Peki neden özgürce düşünüp, özgürce hareket etmiyorsun, daha doğrusu edemiyorsun?

Düşüncelerinin güç sahibi zümreden farklı olması ve cezalandırılma korkusu içerisinde yaşarken,

Yarını çıkartmanın kaygısını, verilen maaşın her zerresine kadar faydalanılmasının altında ezilmişken

Özgürlükten bahsedebilir miyiz?

Seyahat hürriyeti, ifade özgürlüğü bunlar modern ülkelerde tartışılan haklar. Henüz bunları dahi elde etme ve yaşama aşamasına gelemeyen insanları biraz konuşalım. Birazda bizden emekçilerden konuşalım...

Temel haklara bir göz atalım. Eğitim, Sağlık, Barınma gibi temel ihtiyaçlar tüm yurttaşlara anayasayla garanti edilmiştir.

Hastaneye randevu alamayan alabildiği zamansa haftalar sonrasına alan insanlara sağlık, asgari ücret (Hayatta kalabilmek için gerekli en düşük ücret) ile yaşayan insanlara açlık, kiralarına % 75 zam yapılmış sabah akşam çalışan insanlara barınma, bilgisayar başında uzaktan eğitim alan öğrencilere eğitim hakkından bahsedebilir miyiz?

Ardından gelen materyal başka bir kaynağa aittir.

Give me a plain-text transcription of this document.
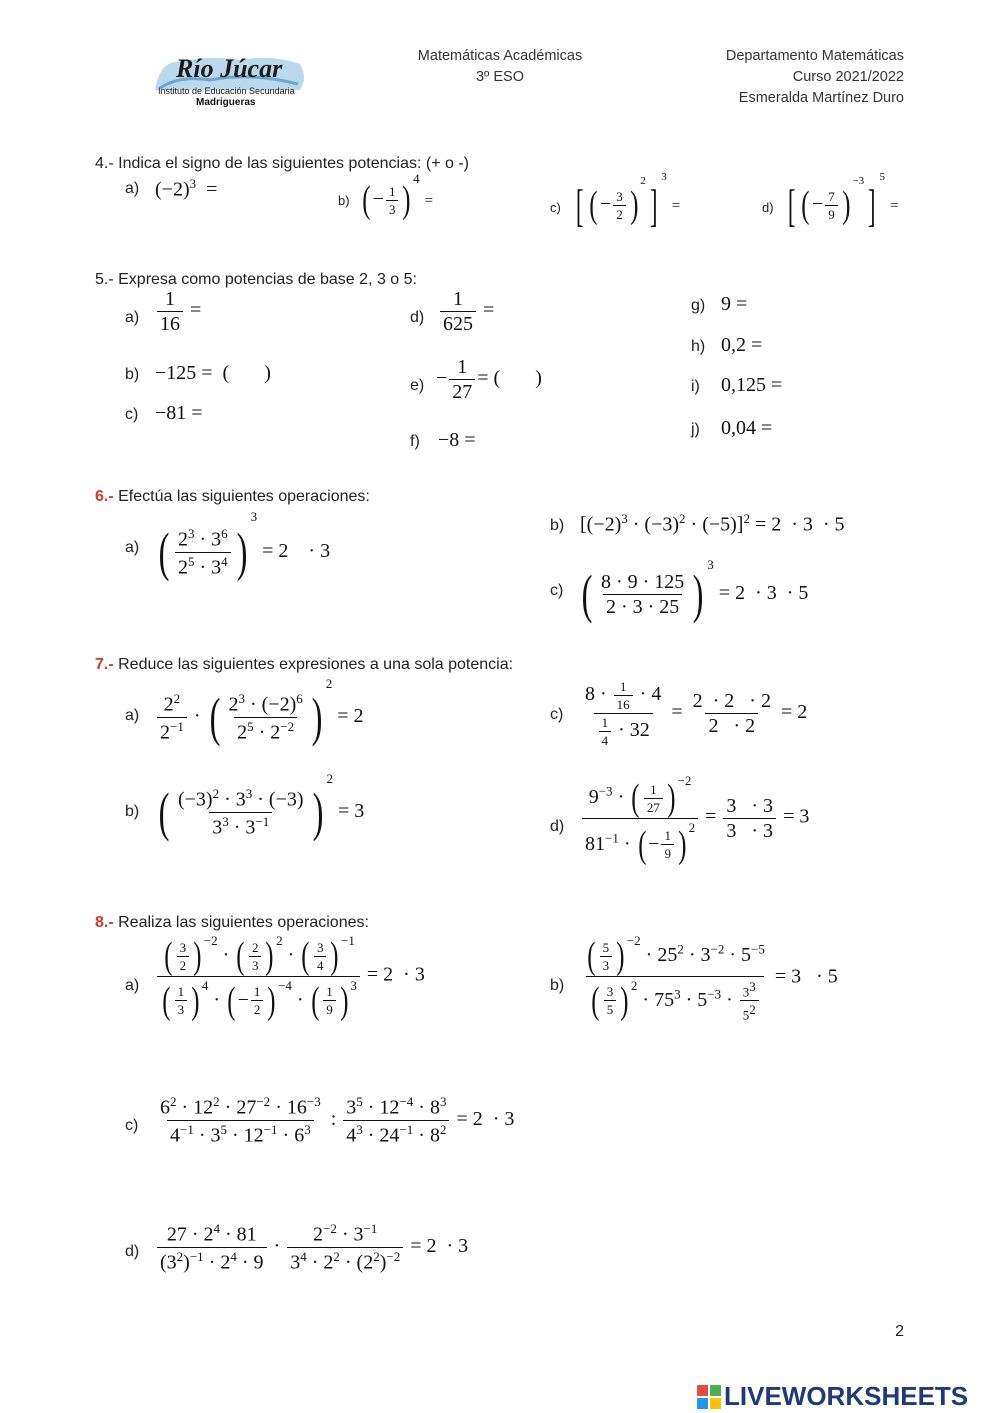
Río Júcar
Instituto de Educación Secundaria
Madrigueras
Matemáticas Académicas
3º ESO
Departamento Matemáticas
Curso 2021/2022
Esmeralda Martínez Duro
4.- Indica el signo de las siguientes potencias: (+ o -)
a) $(-2)^3$  =	b) ( − $\frac{1}{3} )^4$ =	c) [ ( − $\frac{3}{2} )^2]^3$ =	d) [ ( − $\frac{7}{9} )^{-3}]^5$ =
5.- Expresa como potencias de base 2, 3 o 5:
$a) \frac{1}{16}$ =
b) −125 =  (       )
c) −81 =
$d) \frac{1}{625}$ =
$e) - \frac{1}{27}$ = (       )
f) −8 =
g) 9 =
h) 0,2 =
i) 0,125 =
j) 0,04 =
6.- Efectúa las siguientes operaciones:
a) ( $\frac{2^3 \cdot 3^6}{2^5 \cdot 3^4} )^3 = 2$    · 3
b) $[(-2)^3 \cdot (-3)^2 \cdot (-5)]^2 = 2 \cdot 3 \cdot 5$
c) ( $\frac{8 \cdot 9 \cdot 125}{2 \cdot 3 \cdot 25}$ ) $^3$ = 2  · 3  · 5
7.- Reduce las siguientes expresiones a una sola potencia:
$a) \frac{2^2}{2^{-1}}$ · ( $\frac{2^3 \cdot (-2)^6}{2^5 \cdot 2^{-2}} )^2 = 2$
b) ( $\frac{(-3)^2 \cdot 3^3 \cdot (-3)}{3^3 \cdot 3^{-1}} )^2 = 3$
$c) \frac{8 \cdot \frac{1}{16} \cdot 4}{\frac{1}{4} \cdot 32} = \frac{2 \cdot 2 \cdot 2}{2 \cdot 2} = 2$
$d) \frac{9^{-3} \cdot ( \frac{1}{27} ) ^{-2}}{81^{-1} \cdot ( - \frac{1}{9} ) ^2} = \frac{3 \cdot 3}{3 \cdot 3} = 3$
8.- Realiza las siguientes operaciones:
$a) \frac{( \frac{3}{2} ) ^{-2} \cdot ( \frac{2}{3} ) ^2 \cdot ( \frac{3}{4} ) ^{-1}}{( \frac{1}{3} ) ^4 \cdot ( - \frac{1}{2} ) ^{-4} \cdot ( \frac{1}{9} ) ^3} = 2 \cdot 3$	$b) \frac{( \frac{5}{3} ) ^{-2} \cdot 25^2 \cdot 3^{-2} \cdot 5^{-5}}{( \frac{3}{5} ) ^2 \cdot 75^3 \cdot 5^{-3} \cdot \frac{3^3}{5^2}} = 3 \cdot 5$
$c) \frac{6^2 \cdot 12^2 \cdot 27^{-2} \cdot 16^{-3}}{4^{-1} \cdot 3^5 \cdot 12^{-1} \cdot 6^3}$ : $\frac{3^5 \cdot 12^{-4} \cdot 8^3}{4^3 \cdot 24^{-1} \cdot 8^2} = 2 \cdot 3$
$d) \frac{27 \cdot 2^4 \cdot 81}{(3^2)^{-1} \cdot 2^4 \cdot 9} \cdot \frac{2^{-2} \cdot 3^{-1}}{3^4 \cdot 2^2 \cdot (2^2)^{-2}} = 2 \cdot 3$
2
LIVEWORKSHEETS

Emeğiyle para kazanan insanların bir an önce iyileşip iş başına dönmek için özel hastanelere mecbur bırakılması. Kendi için değil, emeğini satmak için buna mecbur bırakılması, bu denli insan canının değer görmemesi kabul edilemez.

Aldığı asgari ücreti sağlığına, eğitimine, ulaşımına, barınmasına harcayabilen bu alanların dışında harcamalar yapamayan insanlara özgürlükten bahsedemeyiz.

Emekçi özgür değildir. Yasalar ne kadar özgürlük tanırsa tanısın o özgürlükleri hayata geçirmeye gücü yetmez.

İnsan, İktidar ne kadar insansa o kadar insan kalabilir.

Zincirleri ne kadar salınırsa o kadar özgür, ne kadar sıkıysa o kadar bağımlıdır.